A couple of weeks I was talking to my mum, and she told me wasn't going to go the funeral of her neighbour as it was at a crematorium, and she didn't like crematoriums. (He has been her negihbour for 35 years)For the same reaosn she refused to go to my aunt or uncles cremations or that of my cousin, who was her godaughter

She then went on to say that my granny (her mum) had been cremated, which I knew, because that was what my granny had wanted. She said that if it had been up to her she would have been buried, and that my grandad had wanted cremated and his ashes scattered where my granny's were. My mum had Grandad buried though, "because I don't like crematoriums". I had often thought it odd that Grandad was buried on his own, and had wondered why he wasn't cremated, but assumed he had wanted that.
Then, she said that my dad had wanted cramated as well, and a memorial added to the plot where his mum and dad are buried. The plot had room for one more coffin, but room on the headstone for more names.
Again mum had made the decision to have him buried.

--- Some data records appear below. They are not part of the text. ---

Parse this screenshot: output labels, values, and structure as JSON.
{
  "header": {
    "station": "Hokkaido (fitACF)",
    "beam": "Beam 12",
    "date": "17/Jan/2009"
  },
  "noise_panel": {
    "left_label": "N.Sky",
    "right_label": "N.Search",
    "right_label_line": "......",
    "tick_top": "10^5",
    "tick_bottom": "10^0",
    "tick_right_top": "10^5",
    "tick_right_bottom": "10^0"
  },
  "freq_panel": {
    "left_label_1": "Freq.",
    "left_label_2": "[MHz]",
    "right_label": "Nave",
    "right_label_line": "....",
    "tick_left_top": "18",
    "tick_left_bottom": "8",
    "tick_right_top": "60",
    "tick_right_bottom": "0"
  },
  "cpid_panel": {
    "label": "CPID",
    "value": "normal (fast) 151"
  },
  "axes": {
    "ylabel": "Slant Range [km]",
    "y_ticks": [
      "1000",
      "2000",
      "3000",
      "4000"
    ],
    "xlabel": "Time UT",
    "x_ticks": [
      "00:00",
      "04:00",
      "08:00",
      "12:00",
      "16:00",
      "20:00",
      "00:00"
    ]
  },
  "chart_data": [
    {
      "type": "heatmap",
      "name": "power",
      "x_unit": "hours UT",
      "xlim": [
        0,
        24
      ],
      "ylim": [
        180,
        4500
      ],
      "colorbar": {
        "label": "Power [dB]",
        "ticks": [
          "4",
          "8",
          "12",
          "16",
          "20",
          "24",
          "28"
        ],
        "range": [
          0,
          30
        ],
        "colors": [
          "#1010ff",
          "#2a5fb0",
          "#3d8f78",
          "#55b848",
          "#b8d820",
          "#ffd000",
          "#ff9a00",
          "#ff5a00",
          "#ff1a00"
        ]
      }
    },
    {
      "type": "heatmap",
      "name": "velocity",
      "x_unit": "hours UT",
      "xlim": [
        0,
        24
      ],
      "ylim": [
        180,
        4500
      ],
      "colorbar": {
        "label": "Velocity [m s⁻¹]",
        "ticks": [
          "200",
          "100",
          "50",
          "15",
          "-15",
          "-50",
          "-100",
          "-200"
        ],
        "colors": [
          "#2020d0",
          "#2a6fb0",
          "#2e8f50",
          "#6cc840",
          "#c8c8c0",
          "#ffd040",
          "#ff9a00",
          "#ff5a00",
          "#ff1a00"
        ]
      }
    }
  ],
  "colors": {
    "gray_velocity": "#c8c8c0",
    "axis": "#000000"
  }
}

I admit I like the fact that there is a headstone I can visit and leave flowers (no one else in my family goes, not even my mum)

The reason I'm so worked up about this is that she ignored the wishes of two people, who admittedly were dead, so couldn't argue, but I'm wondering what she would do regarding my wishes if something happened to me, Dh and the Dses.
It's been really playing on my mind recently, and I get a bit annoyed when I think about it - irrational I know

OP posts:
saltire · 20/08/2007 13:24

aloha, thats the point of my thread though, she ignored the wishes of my dad and grandad, so if something did happen to DH/ the Dses and me, or even just DH and I, then how do we know our wishes would be taken into consideration?

OP posts:
hazygirl · 20/08/2007 13:27

i never thought about it but since losing someone i want burying and my family know this now,its nice to have somewhere to visit,a lot of people will think wots ypur problem you will be gone ,but it is important,i do hope you can sort this out,

VoluptuaGoodshag · 20/08/2007 13:30

How selfish of her!!!! I'd be flipping mad and haunt the person who went against my die-ing wishes. My parents have left their bodies to medical science. This means no funeral as there will be no bodies. Sometimes I find that hard to think about but it's their final (and noble) wishes. I've checked with them if they'd be happy for us to have a memorial service and to plant a tree with a plaque in their memory and they are fine about it. But I'd never for a minute consider burying them just to make me feel better.

MrsMarvel · 20/08/2007 14:44

When you write a Will you include anything you currently own or have responsibility for, that includes children, pets, cars and all sorts. You can go into great detail about all of these things. You have to stipulate who should look after your children in the event of your death, for example.

MrsMarvel · 21/08/2007 13:56

Any answers on whether a verbal contract about your wishes after death is valid in law???